The militarist and nationalistic reign of Russian Czar Nicholas I (1825–1855) led to wars of conquest against Persia (1826–1828) and Turkey (1828–1829). Various rebel tribes in the Caucasus region were crushed. A Polish revolt in 1830 was ruthlessly crushed. Russian troops in 1848 crossed into Austria-Hungary to put down the Hungarian Revolt. Russification policies were implemented to weaken minority ethnic groups. Pan-Slavist solidarity led to further war with the Ottoman Empire (the sick man of Europe) in 1853 provoked Britain and France into invading Crimea.

In Italy, Benito Mussolini sought to create a New Roman Empire, based around the Mediterranean. Italy invaded Ethiopia as early as 1935, Albania in early 1938, and later Greece. Spazio vitale ("living space") was the territorial expansionist concept of Italian Fascism. It was analogous to Nazi Germany's concept of Lebensraum and the United States' concept of "Manifest Destiny". Fascist ideologist Giuseppe Bottai likened this historic mission to the deeds of the ancient Romans.

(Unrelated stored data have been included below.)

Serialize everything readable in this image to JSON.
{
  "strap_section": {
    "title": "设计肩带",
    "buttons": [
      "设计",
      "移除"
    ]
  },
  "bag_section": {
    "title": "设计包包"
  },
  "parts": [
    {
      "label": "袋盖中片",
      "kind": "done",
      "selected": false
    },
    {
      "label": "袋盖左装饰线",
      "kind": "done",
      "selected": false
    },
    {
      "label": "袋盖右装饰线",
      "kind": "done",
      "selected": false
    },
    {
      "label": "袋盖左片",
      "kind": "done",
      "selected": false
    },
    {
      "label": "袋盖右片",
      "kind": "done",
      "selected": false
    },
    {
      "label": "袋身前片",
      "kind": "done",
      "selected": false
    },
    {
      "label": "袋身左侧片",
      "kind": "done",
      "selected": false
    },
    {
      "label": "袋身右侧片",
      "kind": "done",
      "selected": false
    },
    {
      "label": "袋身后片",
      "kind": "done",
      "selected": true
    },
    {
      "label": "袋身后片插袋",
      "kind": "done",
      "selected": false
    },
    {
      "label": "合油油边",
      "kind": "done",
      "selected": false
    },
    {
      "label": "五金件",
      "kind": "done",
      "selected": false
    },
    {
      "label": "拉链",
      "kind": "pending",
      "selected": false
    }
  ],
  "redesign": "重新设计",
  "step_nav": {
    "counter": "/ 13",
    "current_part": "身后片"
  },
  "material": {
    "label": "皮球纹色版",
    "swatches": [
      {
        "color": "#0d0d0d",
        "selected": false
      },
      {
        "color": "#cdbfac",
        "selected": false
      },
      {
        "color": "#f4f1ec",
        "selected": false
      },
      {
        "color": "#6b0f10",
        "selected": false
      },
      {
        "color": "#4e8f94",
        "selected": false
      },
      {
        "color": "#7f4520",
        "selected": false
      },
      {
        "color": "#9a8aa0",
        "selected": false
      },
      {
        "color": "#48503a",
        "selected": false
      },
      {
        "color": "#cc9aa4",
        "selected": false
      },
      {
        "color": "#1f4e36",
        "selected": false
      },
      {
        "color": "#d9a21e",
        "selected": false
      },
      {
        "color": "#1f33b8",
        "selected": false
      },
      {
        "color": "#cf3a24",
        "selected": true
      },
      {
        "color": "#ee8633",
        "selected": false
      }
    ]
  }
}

After 1937, Nazi Germany under Hitler laid claim to Sudetenland, unification (Anschluss) with Austria in 1938 and the occupation of the whole of the Czech lands the following year. After war broke out, Hitler and Stalin divided Poland between Germany and the Soviet Union. In a Drang nach Osten aimed at achieving Lebensraum for the German people, Germany invaded the Soviet Union in 1941.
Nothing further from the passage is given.